Dalam sesi presentasi, Byunghoon Nam selaku Deputy Group Head dan Senior Economist AMRO bersama Catharine Kho, Senior Economist AMRO, memaparkan analisis mengenai prospek pertumbuhan kawasan dan dinamika fiskal yang dihadapi negara-negara ASEAN. Diskusi kemudian dilanjutkan dengan panel yang menghadirkan Denni Puspa Purbasari dari FEB UGM, Juli BudiWinantya selaku Direktur Departemen Kebijakan Ekonomi dan Moneter Bank Indonesia, serta Allen Ng dan Seung Hyun Hong yang masing-masing menjabat Group Head dan Lead Economist AMRO. Panel ini menyoroti berbagai opsi kebijakan yang dapat ditempuh untuk menjaga stabilitas di tengah lingkungan eksternal yang semakin menantang.
Dekan FEB UGM, Didi Achjari, dalam sambutan pembuka menekankan pentingnya keterlibatan aktif antara akademisi dan organisasi internasional dalam merespons tantangan ekonomi yang terus berkembang.
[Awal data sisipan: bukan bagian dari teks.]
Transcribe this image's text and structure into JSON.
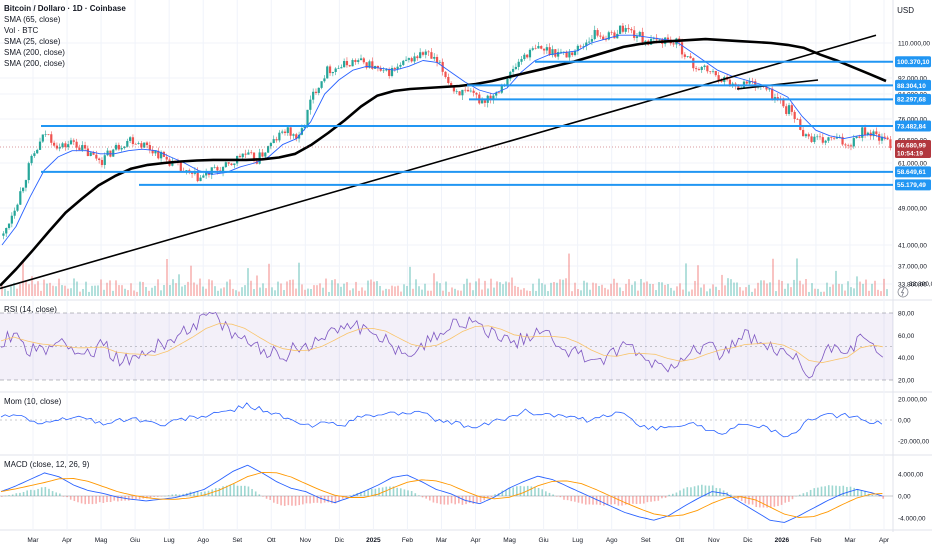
{
  "title": "Bitcoin / Dollaro · 1D · Coinbase",
  "legend": [
    "SMA (65, close)",
    "Vol · BTC",
    "SMA (25, close)",
    "SMA (200, close)",
    "SMA (200, close)"
  ],
  "currency": "USD",
  "rsi_title": "RSI (14, close)",
  "mom_title": "Mom (10, close)",
  "macd_title": "MACD (close, 12, 26, 9)",
  "colors": {
    "level": "#2196f3",
    "price_tag": "#b2373e",
    "up": "#26a69a",
    "down": "#ef5350",
    "sma": "#2962ff",
    "trend": "#000000",
    "rsi": "#7e57c2",
    "signal": "#ff9800"
  },
  "chart_data": [
    {
      "type": "candlestick",
      "title": "Bitcoin / Dollaro · 1D · Coinbase",
      "x_labels": [
        "Mar",
        "Apr",
        "Mag",
        "Giu",
        "Lug",
        "Ago",
        "Set",
        "Ott",
        "Nov",
        "Dic",
        "2025",
        "Feb",
        "Mar",
        "Apr",
        "Mag",
        "Giu",
        "Lug",
        "Ago",
        "Set",
        "Ott",
        "Nov",
        "Dic",
        "2026",
        "Feb",
        "Mar",
        "Apr"
      ],
      "y_ticks": [
        "110.000,00",
        "92.000,00",
        "84.000,00",
        "76.000,00",
        "68.500,00",
        "61.000,00",
        "49.000,00",
        "41.000,00",
        "37.000,00",
        "33.800,00"
      ],
      "y_ticks_values": [
        110000,
        92000,
        84000,
        76000,
        68500,
        61000,
        49000,
        41000,
        37000,
        33800
      ],
      "horizontal_levels": [
        {
          "label": "100.370,10",
          "value": 100370.1
        },
        {
          "label": "88.304,10",
          "value": 88304.1
        },
        {
          "label": "82.297,68",
          "value": 82297.68
        },
        {
          "label": "73.482,84",
          "value": 73482.84
        },
        {
          "label": "58.649,61",
          "value": 58649.61
        },
        {
          "label": "55.179,49",
          "value": 55179.49
        }
      ],
      "current_price": {
        "value": "66.680,99",
        "countdown": "10:54:19"
      },
      "close_series": [
        43000,
        51000,
        62000,
        71000,
        66000,
        68000,
        64000,
        62000,
        66000,
        69000,
        67000,
        64000,
        61000,
        58000,
        57000,
        59000,
        60000,
        64000,
        62000,
        67000,
        72000,
        69000,
        84000,
        96000,
        98000,
        101000,
        99000,
        94000,
        97000,
        102000,
        105000,
        98000,
        86000,
        84000,
        82000,
        85000,
        94000,
        104000,
        107000,
        106000,
        104000,
        108000,
        115000,
        113000,
        118000,
        114000,
        110000,
        112000,
        109000,
        98000,
        96000,
        92000,
        88000,
        90000,
        87000,
        82000,
        78000,
        70000,
        68000,
        69000,
        67000,
        72000,
        70000,
        67000
      ],
      "sma_series": [
        41000,
        45000,
        52000,
        59000,
        63000,
        65000,
        65000,
        64000,
        64000,
        65000,
        65500,
        65000,
        63000,
        61000,
        59000,
        58000,
        58500,
        60000,
        61000,
        63000,
        67000,
        69000,
        75000,
        84000,
        91000,
        96000,
        98000,
        97000,
        96000,
        98000,
        101000,
        100000,
        95000,
        90000,
        86000,
        84000,
        87000,
        95000,
        101000,
        104000,
        105000,
        106000,
        110000,
        112000,
        114000,
        114000,
        113000,
        112000,
        111000,
        106000,
        101000,
        96000,
        93000,
        91000,
        89000,
        86000,
        83000,
        77000,
        72000,
        70000,
        69000,
        70000,
        70500,
        69000
      ],
      "sma200_series": [
        33500,
        36500,
        40000,
        44000,
        48000,
        51500,
        55000,
        57500,
        59500,
        60500,
        61000,
        61500,
        61800,
        62000,
        62000,
        62000,
        62200,
        62800,
        64000,
        67000,
        71000,
        75500,
        80000,
        83500,
        85500,
        86500,
        87000,
        87500,
        88000,
        89000,
        90500,
        92500,
        94500,
        96500,
        98500,
        100500,
        103000,
        105500,
        108000,
        109500,
        110500,
        111000,
        111500,
        112000,
        111500,
        111000,
        110500,
        110000,
        109000,
        107500,
        104000,
        101000,
        97500,
        94000,
        90500
      ],
      "trend_lines": [
        {
          "from_value": 33000,
          "to_value": 114000,
          "note": "long-term rising trendline"
        },
        {
          "from_value": 86500,
          "to_value": 91000,
          "note": "short rising channel"
        }
      ],
      "volume_axis_value": "33.800,00"
    },
    {
      "type": "line",
      "title": "RSI (14, close)",
      "y_ticks": [
        "80,00",
        "60,00",
        "40,00",
        "20,00"
      ],
      "y_ticks_values": [
        80,
        60,
        40,
        20
      ],
      "band": [
        30,
        70
      ],
      "values": [
        55,
        62,
        48,
        45,
        50,
        58,
        42,
        46,
        52,
        40,
        36,
        44,
        48,
        55,
        62,
        70,
        78,
        72,
        60,
        55,
        50,
        45,
        42,
        48,
        52,
        58,
        65,
        72,
        68,
        60,
        55,
        48,
        45,
        50,
        62,
        70,
        72,
        68,
        64,
        58,
        52,
        60,
        66,
        58,
        48,
        42,
        40,
        38,
        45,
        52,
        40,
        35,
        30,
        42,
        48,
        52,
        45,
        50,
        60,
        55,
        48,
        42,
        38,
        22,
        40,
        52,
        48,
        55,
        50,
        44
      ]
    },
    {
      "type": "line",
      "title": "Mom (10, close)",
      "y_ticks": [
        "20.000,00",
        "0,00",
        "-20.000,00"
      ],
      "y_ticks_values": [
        20000,
        0,
        -20000
      ],
      "values": [
        4000,
        6000,
        -2000,
        -4000,
        2000,
        3000,
        -3000,
        -1000,
        2000,
        -2000,
        -5000,
        1000,
        3000,
        5000,
        9000,
        14000,
        10000,
        4000,
        -3000,
        -6000,
        -2000,
        -4000,
        3000,
        5000,
        6000,
        8000,
        4000,
        -2000,
        -4000,
        -8000,
        -2000,
        3000,
        8000,
        6000,
        4000,
        2000,
        -2000,
        5000,
        6000,
        -4000,
        -9000,
        -5000,
        -3000,
        -8000,
        -12000,
        -6000,
        -4000,
        -10000,
        -18000,
        -4000,
        6000,
        3000,
        5000,
        -2000,
        -4000
      ]
    },
    {
      "type": "line",
      "title": "MACD (close, 12, 26, 9)",
      "y_ticks": [
        "4.000,00",
        "0,00",
        "-4.000,00"
      ],
      "y_ticks_values": [
        4000,
        0,
        -4000
      ],
      "macd": [
        800,
        1800,
        3000,
        4200,
        3500,
        2000,
        1000,
        500,
        -200,
        -600,
        -900,
        -600,
        -300,
        400,
        1200,
        2800,
        4500,
        5600,
        4200,
        2600,
        1400,
        800,
        -400,
        -1200,
        -300,
        800,
        2000,
        3400,
        3800,
        2600,
        1200,
        400,
        -800,
        -1400,
        -200,
        1400,
        2600,
        3600,
        3000,
        1800,
        600,
        -600,
        -1800,
        -3000,
        -3800,
        -4400,
        -3600,
        -2000,
        -500,
        800,
        400,
        -1200,
        -2800,
        -4400,
        -4800,
        -3600,
        -2200,
        -800,
        400,
        1200,
        600,
        -200
      ]
    }
  ]
}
Menurutnya, seminar ini berlangsung pada momen krusial ketika perekonomian ASEAN menunjukkan ketahanan di tengah kompleksitas global. “Diskusi ini menjadi sangat relevan dan penting karena ASEAN mampu menunjukkan resiliensi di tengah tantangan global yang semakin kompleks,” ujarnya.
Sementara itu, Abdurohman selaku Deputy Director AMRO dalam penutupan acara menegaskan perlunya menjaga keberlanjutan fiskal dan memperkuat koordinasi kebijakan antarnegara. Ia menyampaikan apresiasi kepada FEB UGM yang telah memfasilitasi dialog antara AMRO dengan akademisi, ekonom, pembuat kebijakan, dan mahasiswa. “Kami berterima kasih kepada FEB UGM karena telah membantu menghadirkan analisis regional AMRO dalam dialog yang kaya dengan berbagai perspektif,” katanya.